Bengaluru, Jun 26: The National Restaurant Association of India (NRAI) on Thursday came up with a Standard Operating Procedure (SOP) for restaurants whereby among other physical distancing norms, it has suggested a 2-metre gap between tables.

Formulated in partnership with Releski, a Bengaluru based skill-tech company, the SoP suggests that in case of back-to-back seating, people sitting with their backs towards each other will have their seats divided by 'Plexiglass' divider raised up to 2 meters from the ground.

"In a typical restaurant, the improvised seating plan should have a minimum distance of 2 metres between tables. The distance of 2 metres (6 feet) between tables should measure from one edge of the table to the other table's edge," it said.

In case of loose or free seating such as in banquet style or food court style seating, a minimum 2 meters of distance should be maintained between tables.

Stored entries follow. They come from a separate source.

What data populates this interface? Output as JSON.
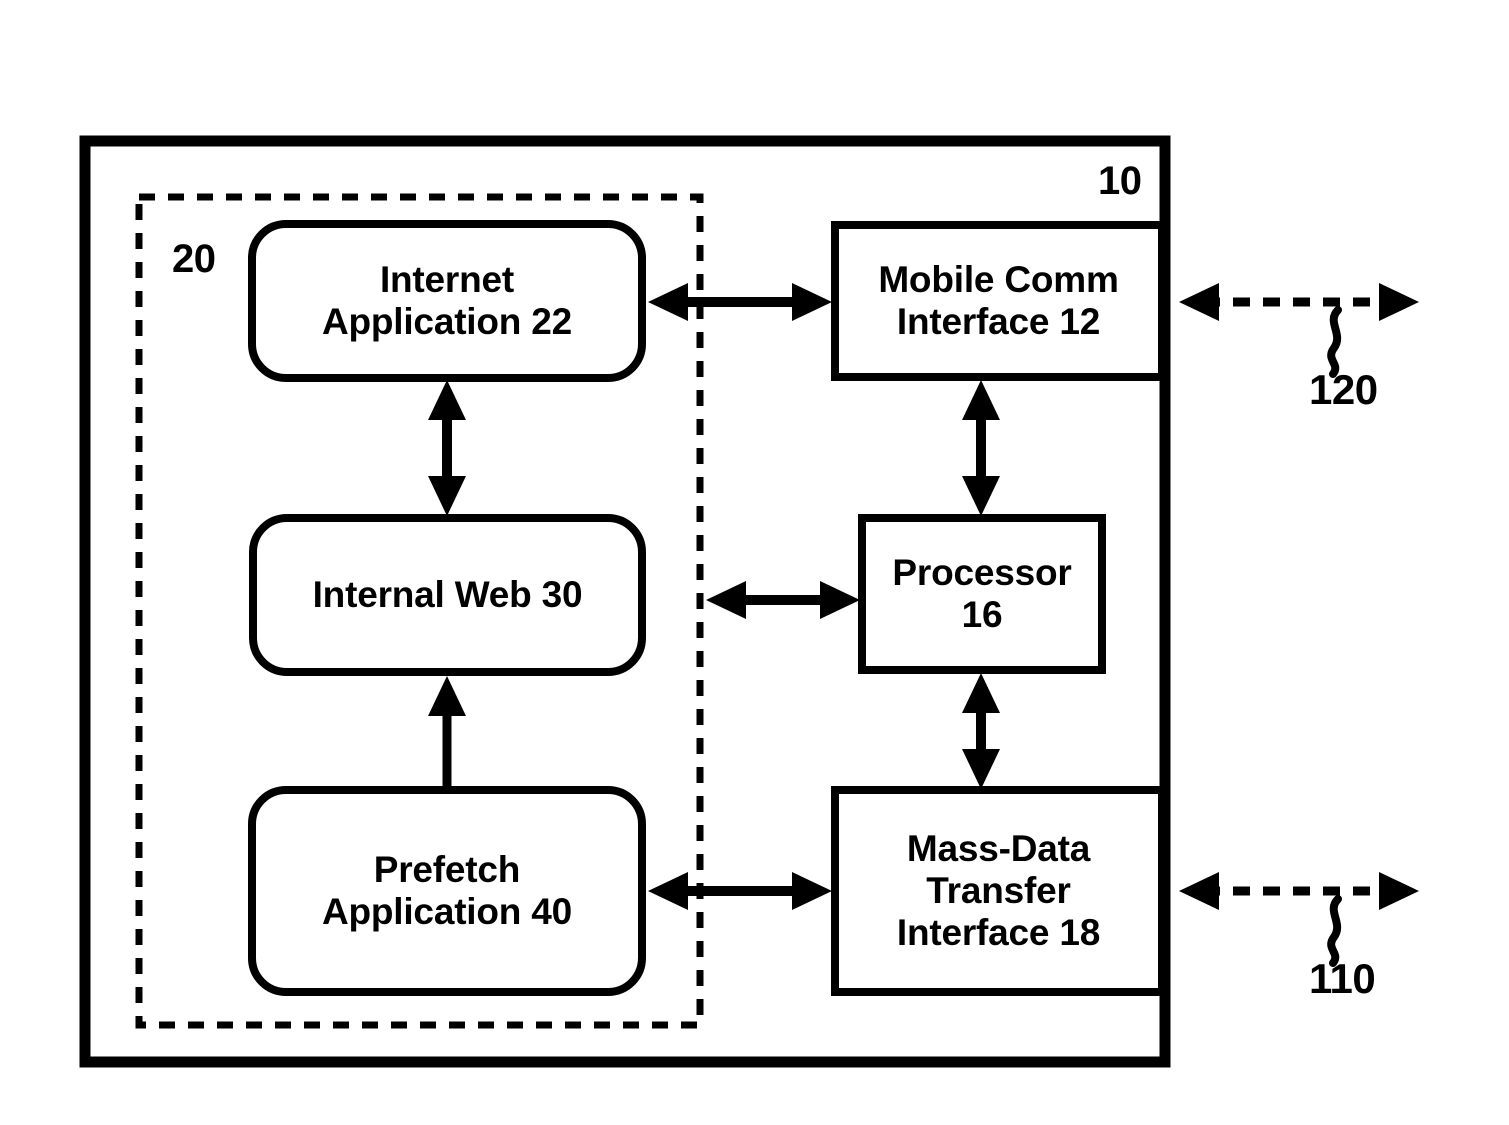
{
  "figure": {
    "kind": "patent-block-diagram",
    "background_color": "#ffffff",
    "stroke_color": "#000000",
    "outer_system": {
      "reference_numeral": "10",
      "shape": "rectangle"
    },
    "dashed_group": {
      "reference_numeral": "20",
      "shape": "dashed-rectangle"
    },
    "blocks": {
      "internet_application": {
        "label": "Internet\nApplication 22",
        "line1": "Internet",
        "line2": "Application 22",
        "shape": "rounded-rectangle"
      },
      "internal_web": {
        "label": "Internal Web 30",
        "line1": "Internal Web 30",
        "shape": "rounded-rectangle"
      },
      "prefetch_application": {
        "label": "Prefetch\nApplication 40",
        "line1": "Prefetch",
        "line2": "Application 40",
        "shape": "rounded-rectangle"
      },
      "mobile_comm_interface": {
        "label": "Mobile Comm\nInterface 12",
        "line1": "Mobile Comm",
        "line2": "Interface 12",
        "shape": "rectangle"
      },
      "processor": {
        "label": "Processor\n16",
        "line1": "Processor",
        "line2": "16",
        "shape": "rectangle"
      },
      "mass_data_transfer_interface": {
        "label": "Mass-Data\nTransfer\nInterface 18",
        "line1": "Mass-Data",
        "line2": "Transfer",
        "line3": "Interface 18",
        "shape": "rectangle"
      }
    },
    "external_links": {
      "mobile_link": {
        "reference_numeral": "120",
        "style": "dashed double-headed arrow"
      },
      "mass_data_link": {
        "reference_numeral": "110",
        "style": "dashed double-headed arrow"
      }
    },
    "connectors": [
      {
        "name": "internet-app-to-mobile-comm",
        "from": "internet_application",
        "to": "mobile_comm_interface",
        "heads": "double",
        "style": "solid",
        "orientation": "horizontal"
      },
      {
        "name": "internet-app-to-internal-web",
        "from": "internet_application",
        "to": "internal_web",
        "heads": "double",
        "style": "solid",
        "orientation": "vertical"
      },
      {
        "name": "internal-web-to-processor",
        "from": "internal_web",
        "to": "processor",
        "heads": "double",
        "style": "solid",
        "orientation": "horizontal"
      },
      {
        "name": "prefetch-app-to-internal-web",
        "from": "prefetch_application",
        "to": "internal_web",
        "heads": "single",
        "style": "solid",
        "orientation": "vertical"
      },
      {
        "name": "prefetch-app-to-mass-data",
        "from": "prefetch_application",
        "to": "mass_data_transfer_interface",
        "heads": "double",
        "style": "solid",
        "orientation": "horizontal"
      },
      {
        "name": "mobile-comm-to-processor",
        "from": "mobile_comm_interface",
        "to": "processor",
        "heads": "double",
        "style": "solid",
        "orientation": "vertical"
      },
      {
        "name": "processor-to-mass-data",
        "from": "processor",
        "to": "mass_data_transfer_interface",
        "heads": "double",
        "style": "solid",
        "orientation": "vertical"
      },
      {
        "name": "mobile-comm-external",
        "from": "mobile_comm_interface",
        "to": "mobile_link",
        "heads": "double",
        "style": "dashed",
        "orientation": "horizontal"
      },
      {
        "name": "mass-data-external",
        "from": "mass_data_transfer_interface",
        "to": "mass_data_link",
        "heads": "double",
        "style": "dashed",
        "orientation": "horizontal"
      }
    ]
  }
}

The guidelines noted that, to encourage physical distancing, restaurants have to sacrifice their seating capacity, to promote health and safety, and also to gain trust from their patrons.

"In order to perform this, divide your restaurants under different sectors. Pull out your restaurant's floor plan and colour code different sections red and yellow. Red sections are potential areas where maximum footfall or traffic is observed. Yellow sections are areas where the footfalls are average," it said.

All the red sections are encircled or bordered by placing barricades or Q manager and will open at specific points to access the yellow section and all the opening points will have hand sanitisers and sprays, and every guest who walks from red zones to yellow zones will sanitise himself/herself to reduce the chances of contamination.

For air conditioning, the guidelines of CPWD shall be followed which inter alia emphasises that the temperature setting of all air conditioning devices should be in the range of 24-30 degree Celsius, relative humidity should be in the range of 40- 65 per cent, intake of fresh air should be as much as possible and cross ventilation should be adequate, the guidelines suggested.

The industry body has also suggested appointment of a COVID-free Ambassador who would operate as the Chief Health Officer within the restaurant team, preferably from the management team in each shift.

The ambassador's would put the new daily work routines into practice, to monitor compliance with good practice and to lead the preventative measures, adapt to health & safety recommendations and requirements of the restaurant and oversee the implementation of the norms.

Anurag Katriar, President of NRAI and CEO & Executive Director of deGustibus Hospitality, said: "Every restaurant cutting across formats is facing the harsh reality of subdued to shut business volumes in the present and the uncertainty of business environment in the future. One thing is certain that hygiene and safety will be a key differentiator in the post-pandemic restaurant operations."